Jennifer Reif: Yep. Sure.

Leann Chen: So I, I, I think Jason's and Jennifer's. Advice like, like they are, you know, just follow, follow them, listen to them because they, they have more experience.

But what I think, what I can provide a little bit of suggestion, I guess, is actually, this is what I learned from, other, creators as well is you just share your experience in the LLM space. Because To be honest, you don't need to be perfect because we are all learning together and we need more, we need to learn or know more people's experience to learn together, figure out.

What the GenAI thing is going on, right? Because no one actually knows how these language models work, right? I guess. And so that's why we need more data. We need more data points. And this is like a collective effort from human beings, right? So I know, like, I can resonate with some of the, creators or people want to share, like, wow, am I not perfect enough?

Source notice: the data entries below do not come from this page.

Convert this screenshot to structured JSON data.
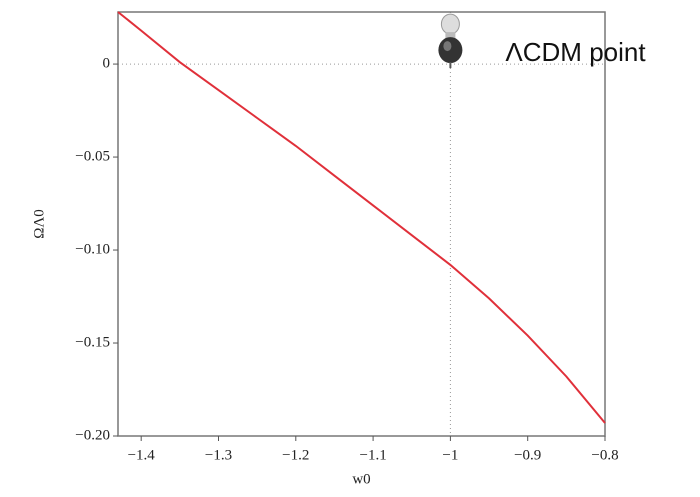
{
  "chart_data": {
    "type": "line",
    "x_label": "w0",
    "y_label": "ΩΛ0",
    "x": [
      -1.43,
      -1.4,
      -1.35,
      -1.3,
      -1.25,
      -1.2,
      -1.15,
      -1.1,
      -1.05,
      -1.0,
      -0.95,
      -0.9,
      -0.85,
      -0.8
    ],
    "series": [
      {
        "name": "ΩΛ0",
        "color": "#e0303a",
        "values": [
          0.028,
          0.018,
          0.001,
          -0.014,
          -0.029,
          -0.044,
          -0.06,
          -0.076,
          -0.092,
          -0.108,
          -0.126,
          -0.146,
          -0.168,
          -0.193
        ]
      }
    ],
    "xlim": [
      -1.43,
      -0.8
    ],
    "ylim": [
      -0.2,
      0.028
    ],
    "xticks": [
      {
        "value": -1.4,
        "label": "−1.4"
      },
      {
        "value": -1.3,
        "label": "−1.3"
      },
      {
        "value": -1.2,
        "label": "−1.2"
      },
      {
        "value": -1.1,
        "label": "−1.1"
      },
      {
        "value": -1,
        "label": "−1"
      },
      {
        "value": -0.9,
        "label": "−0.9"
      },
      {
        "value": -0.8,
        "label": "−0.8"
      }
    ],
    "yticks": [
      0,
      {
        "value": -0.05,
        "label": "−0.05"
      },
      {
        "value": -0.1,
        "label": "−0.10"
      },
      {
        "value": -0.15,
        "label": "−0.15"
      },
      {
        "value": -0.2,
        "label": "−0.20"
      }
    ],
    "annotation": {
      "text": "ΛCDM point",
      "x": -1,
      "y": 0
    }
  }
}
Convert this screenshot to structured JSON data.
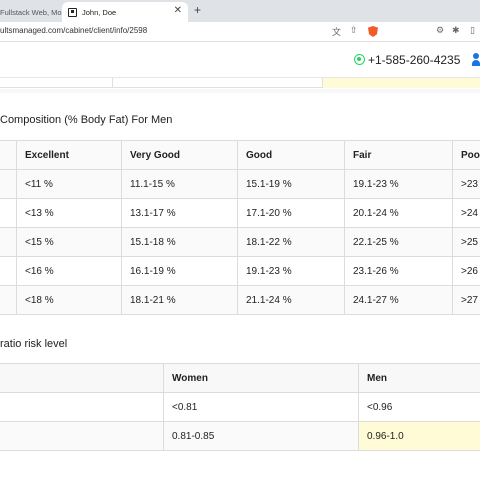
{
  "browser": {
    "tabs": [
      {
        "title": "Fullstack Web, Mob"
      },
      {
        "title": "John, Doe"
      }
    ],
    "url": "ultsmanaged.com/cabinet/client/info/2598"
  },
  "header": {
    "phone": "+1-585-260-4235"
  },
  "body_fat": {
    "title": "Composition (% Body Fat) For Men",
    "headers": [
      "",
      "Excellent",
      "Very Good",
      "Good",
      "Fair",
      "Poor"
    ],
    "rows": [
      [
        "",
        "<11 %",
        "11.1-15 %",
        "15.1-19 %",
        "19.1-23 %",
        ">23"
      ],
      [
        "",
        "<13 %",
        "13.1-17 %",
        "17.1-20 %",
        "20.1-24 %",
        ">24"
      ],
      [
        "",
        "<15 %",
        "15.1-18 %",
        "18.1-22 %",
        "22.1-25 %",
        ">25"
      ],
      [
        "",
        "<16 %",
        "16.1-19 %",
        "19.1-23 %",
        "23.1-26 %",
        ">26"
      ],
      [
        "",
        "<18 %",
        "18.1-21 %",
        "21.1-24 %",
        "24.1-27 %",
        ">27"
      ]
    ]
  },
  "waist_ratio": {
    "title": "ratio risk level",
    "headers": [
      "",
      "Women",
      "Men"
    ],
    "rows": [
      [
        "",
        "<0.81",
        "<0.96"
      ],
      [
        "",
        "0.81-0.85",
        "0.96-1.0"
      ]
    ]
  },
  "colors": {
    "highlight": "#fffbd6",
    "whatsapp": "#25d366",
    "brave": "#f25c2a",
    "user": "#1a73e8"
  }
}
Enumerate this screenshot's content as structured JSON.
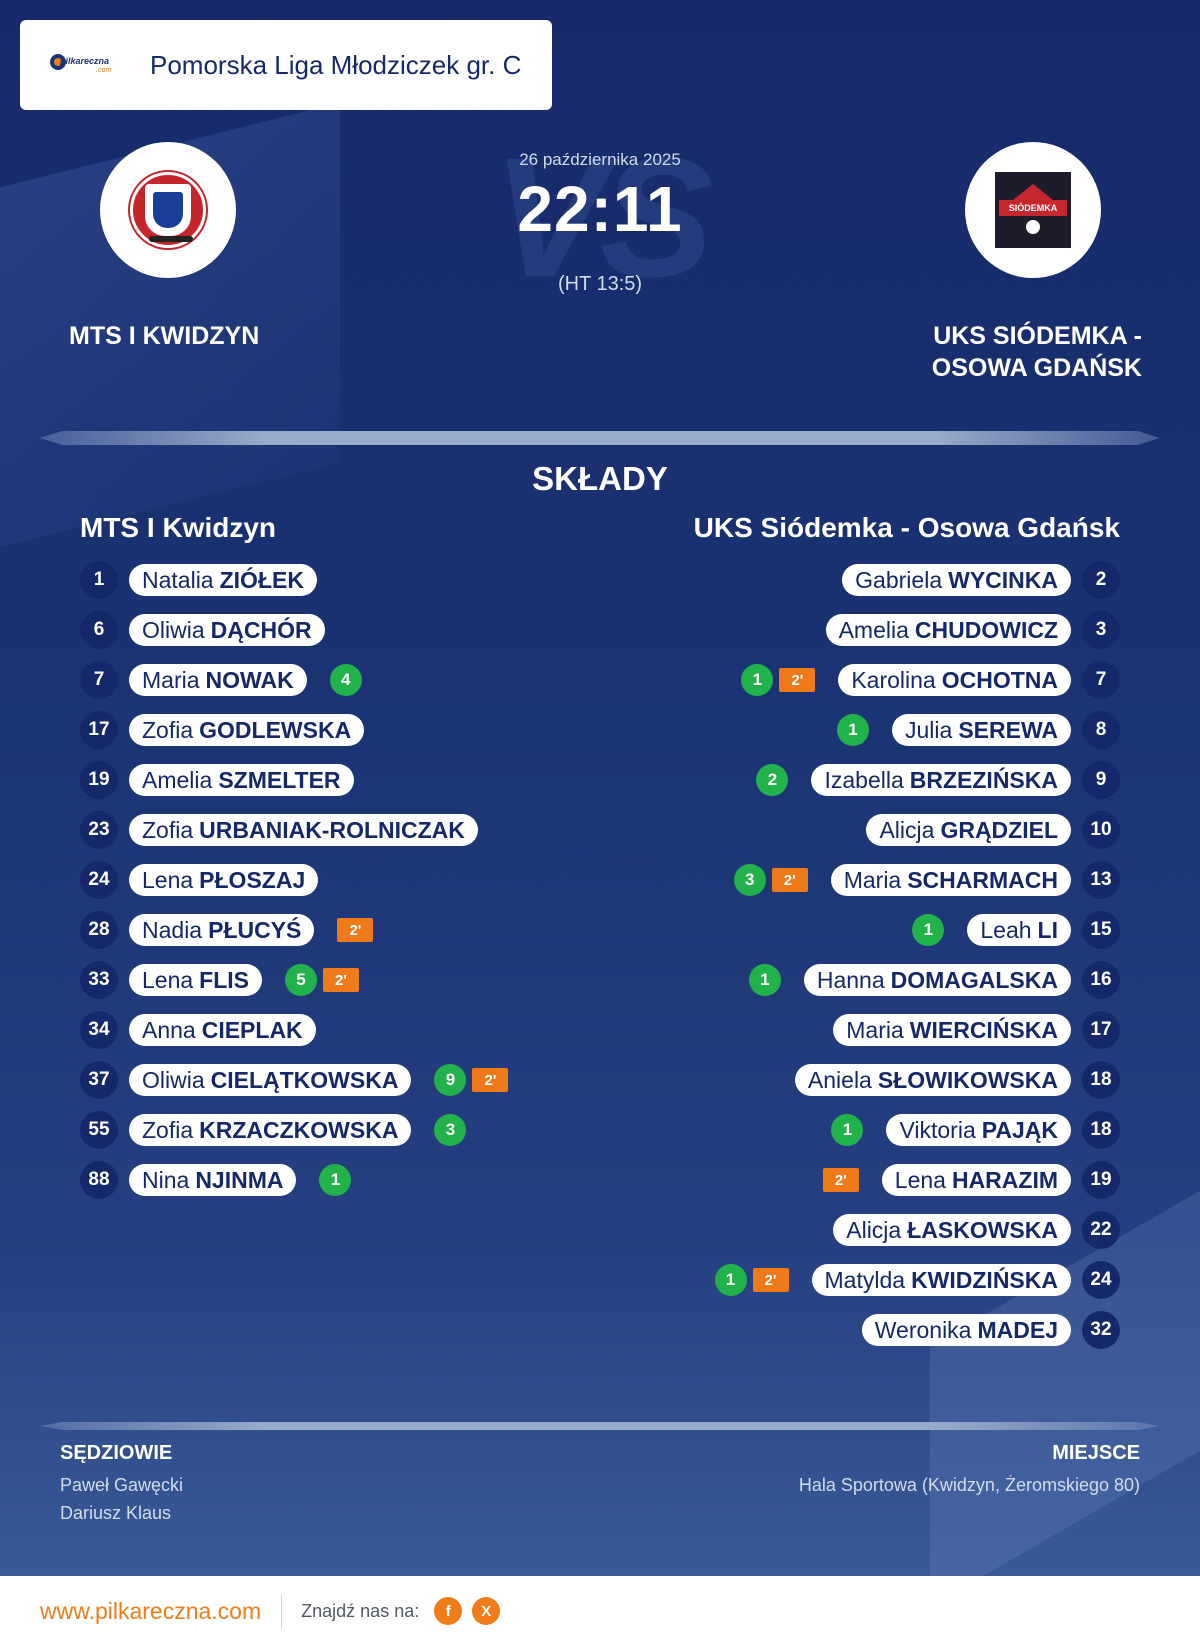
{
  "league": {
    "title": "Pomorska Liga Młodziczek gr. C",
    "logo_icon": "pilkarczna-logo"
  },
  "match": {
    "date": "26 października 2025",
    "score": "22:11",
    "halftime": "(HT 13:5)",
    "watermark": "VS"
  },
  "home": {
    "name": "MTS I KWIDZYN",
    "squad_title": "MTS I Kwidzyn",
    "logo_icon": "mts-kwidzyn-crest",
    "players": [
      {
        "number": "1",
        "first": "Natalia",
        "last": "ZIÓŁEK",
        "goals": "",
        "suspension": ""
      },
      {
        "number": "6",
        "first": "Oliwia",
        "last": "DĄCHÓR",
        "goals": "",
        "suspension": ""
      },
      {
        "number": "7",
        "first": "Maria",
        "last": "NOWAK",
        "goals": "4",
        "suspension": ""
      },
      {
        "number": "17",
        "first": "Zofia",
        "last": "GODLEWSKA",
        "goals": "",
        "suspension": ""
      },
      {
        "number": "19",
        "first": "Amelia",
        "last": "SZMELTER",
        "goals": "",
        "suspension": ""
      },
      {
        "number": "23",
        "first": "Zofia",
        "last": "URBANIAK-ROLNICZAK",
        "goals": "",
        "suspension": ""
      },
      {
        "number": "24",
        "first": "Lena",
        "last": "PŁOSZAJ",
        "goals": "",
        "suspension": ""
      },
      {
        "number": "28",
        "first": "Nadia",
        "last": "PŁUCYŚ",
        "goals": "",
        "suspension": "2'"
      },
      {
        "number": "33",
        "first": "Lena",
        "last": "FLIS",
        "goals": "5",
        "suspension": "2'"
      },
      {
        "number": "34",
        "first": "Anna",
        "last": "CIEPLAK",
        "goals": "",
        "suspension": ""
      },
      {
        "number": "37",
        "first": "Oliwia",
        "last": "CIELĄTKOWSKA",
        "goals": "9",
        "suspension": "2'"
      },
      {
        "number": "55",
        "first": "Zofia",
        "last": "KRZACZKOWSKA",
        "goals": "3",
        "suspension": ""
      },
      {
        "number": "88",
        "first": "Nina",
        "last": "NJINMA",
        "goals": "1",
        "suspension": ""
      }
    ]
  },
  "away": {
    "name": "UKS SIÓDEMKA - OSOWA GDAŃSK",
    "squad_title": "UKS Siódemka - Osowa Gdańsk",
    "logo_icon": "uks-siodemka-crest",
    "logo_text": "SIÓDEMKA",
    "players": [
      {
        "number": "2",
        "first": "Gabriela",
        "last": "WYCINKA",
        "goals": "",
        "suspension": ""
      },
      {
        "number": "3",
        "first": "Amelia",
        "last": "CHUDOWICZ",
        "goals": "",
        "suspension": ""
      },
      {
        "number": "7",
        "first": "Karolina",
        "last": "OCHOTNA",
        "goals": "1",
        "suspension": "2'"
      },
      {
        "number": "8",
        "first": "Julia",
        "last": "SEREWA",
        "goals": "1",
        "suspension": ""
      },
      {
        "number": "9",
        "first": "Izabella",
        "last": "BRZEZIŃSKA",
        "goals": "2",
        "suspension": ""
      },
      {
        "number": "10",
        "first": "Alicja",
        "last": "GRĄDZIEL",
        "goals": "",
        "suspension": ""
      },
      {
        "number": "13",
        "first": "Maria",
        "last": "SCHARMACH",
        "goals": "3",
        "suspension": "2'"
      },
      {
        "number": "15",
        "first": "Leah",
        "last": "LI",
        "goals": "1",
        "suspension": ""
      },
      {
        "number": "16",
        "first": "Hanna",
        "last": "DOMAGALSKA",
        "goals": "1",
        "suspension": ""
      },
      {
        "number": "17",
        "first": "Maria",
        "last": "WIERCIŃSKA",
        "goals": "",
        "suspension": ""
      },
      {
        "number": "18",
        "first": "Aniela",
        "last": "SŁOWIKOWSKA",
        "goals": "",
        "suspension": ""
      },
      {
        "number": "18",
        "first": "Viktoria",
        "last": "PAJĄK",
        "goals": "1",
        "suspension": ""
      },
      {
        "number": "19",
        "first": "Lena",
        "last": "HARAZIM",
        "goals": "",
        "suspension": "2'"
      },
      {
        "number": "22",
        "first": "Alicja",
        "last": "ŁASKOWSKA",
        "goals": "",
        "suspension": ""
      },
      {
        "number": "24",
        "first": "Matylda",
        "last": "KWIDZIŃSKA",
        "goals": "1",
        "suspension": "2'"
      },
      {
        "number": "32",
        "first": "Weronika",
        "last": "MADEJ",
        "goals": "",
        "suspension": ""
      }
    ]
  },
  "lineups_title": "SKŁADY",
  "referees": {
    "title": "SĘDZIOWIE",
    "names": [
      "Paweł Gawęcki",
      "Dariusz Klaus"
    ]
  },
  "venue": {
    "title": "MIEJSCE",
    "text": "Hala Sportowa (Kwidzyn, Żeromskiego 80)"
  },
  "footer": {
    "site": "www.pilkareczna.com",
    "find_us": "Znajdź nas na:",
    "socials": [
      {
        "label": "f",
        "icon": "facebook-icon"
      },
      {
        "label": "X",
        "icon": "x-icon"
      }
    ]
  },
  "colors": {
    "background": "#1b3474",
    "number_badge": "#15286a",
    "goal_badge": "#22b24c",
    "suspension_badge": "#f07a19",
    "accent": "#f07c1a"
  }
}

Or, I don't think I'm good enough. I'm, I don't, I'm not qualified to share. Well, actually, no, if you share something, you're sharing different that you're definitely sharing experience that some people, some other people don't have, and you, they can benefit from your experience. Well, sharing itself doesn't exist.

You know, the question of, am I good enough? And I'm perfect enough. Because if, even if you're just like a week ahead of someone else, you helping that person or those people. To learn a week of knowledge ahead of them.

Jason Koo: I love that.

Jennifer Reif: Yeah. Thank you.

Jason Koo: Great advice.

Leann Chen: I learned that from someone else.

Jason Koo: Still, pass it on. That's fantastic. Cool. Jenn, should we, tell, tell the folks, what, what events that, we're, we're, we're jumping into this month?

Jennifer Reif: Yes. So I have a couple of things that are, that are virtual that are not showing up on the events page just yet, but I'll, I'll follow up on that, but my, my in person.

So if you want to catch me live and, and, in real life, I'll be at KCDC in Kansas city, Missouri, USA at the end of June. so if you're in the area, definitely hit me up or, catch me there at the conference.

I'll have a session, but I'll also be hanging around and visiting with, with developers as well. So I would love to catch you there. Jason, Leann?

Jason Koo: So I'll be in San Francisco twice in June. So I'll be up for, a joint session with Weaviate and Neo4j will be doing a joint kind of hack night. so in very, so I'm very excited.

I'm looking forward to your, Leann, yours and Tomaz's content, because it would be great if we could at least talk to it, or if we have time to integrate some of that. So doing that, and then also doing a talk at San Francisco Python Meetup Group. So that's mid June, and then at the end of June, hopefully, I'll be seeing Leann over at the AI Engineering World's Fair.

Leann Chen: Yeah. Wow. Wow. Wow. Wow. That's so exciting. Yeah. me and the Diffbot team with our CEO, Mike Tung and Jerome Choo will be at the AI Engineer World Fair. So super, super excited to meet some of the Neo4j folks. Like Jason will be in person.

Jason Koo: It'll be awesome.

Jennifer Reif: Great. I will link all the other content and events, and everything that's involved for this month. It will all be in the show notes. So thank you again so much, Leann, for joining us. We really appreciate it.

Have enjoyed getting to talk to you and hearing about your content and your process and kind of getting to chat in person, even though we've seen kind of your recorded videos and stuff already. So this was, this was really nice. We hope to have another opportunity to do this in the future.

Leann Chen: Sure. It's a, as I mentioned, such a pleasure. like I, as I said, I've been watching videos from you guys early on. So it feels so, it just feels so, so nice to be able to be in the same virtual room with you guys. Yeah, hopefully we'll be in another session.

Jennifer Reif: Yeah, hopefully sometime soon in the actual like physical space together. So.

Leann Chen: Yes, I would love that.

Jennifer Reif: All right. Great. well, we will, talk to, everyone in the next GraphStuff.FM episode. So, enjoy your month. Happy coding.

Jason Koo: Thank you, everyone.

Leann Chen: Thank you. Bye bye. Bye.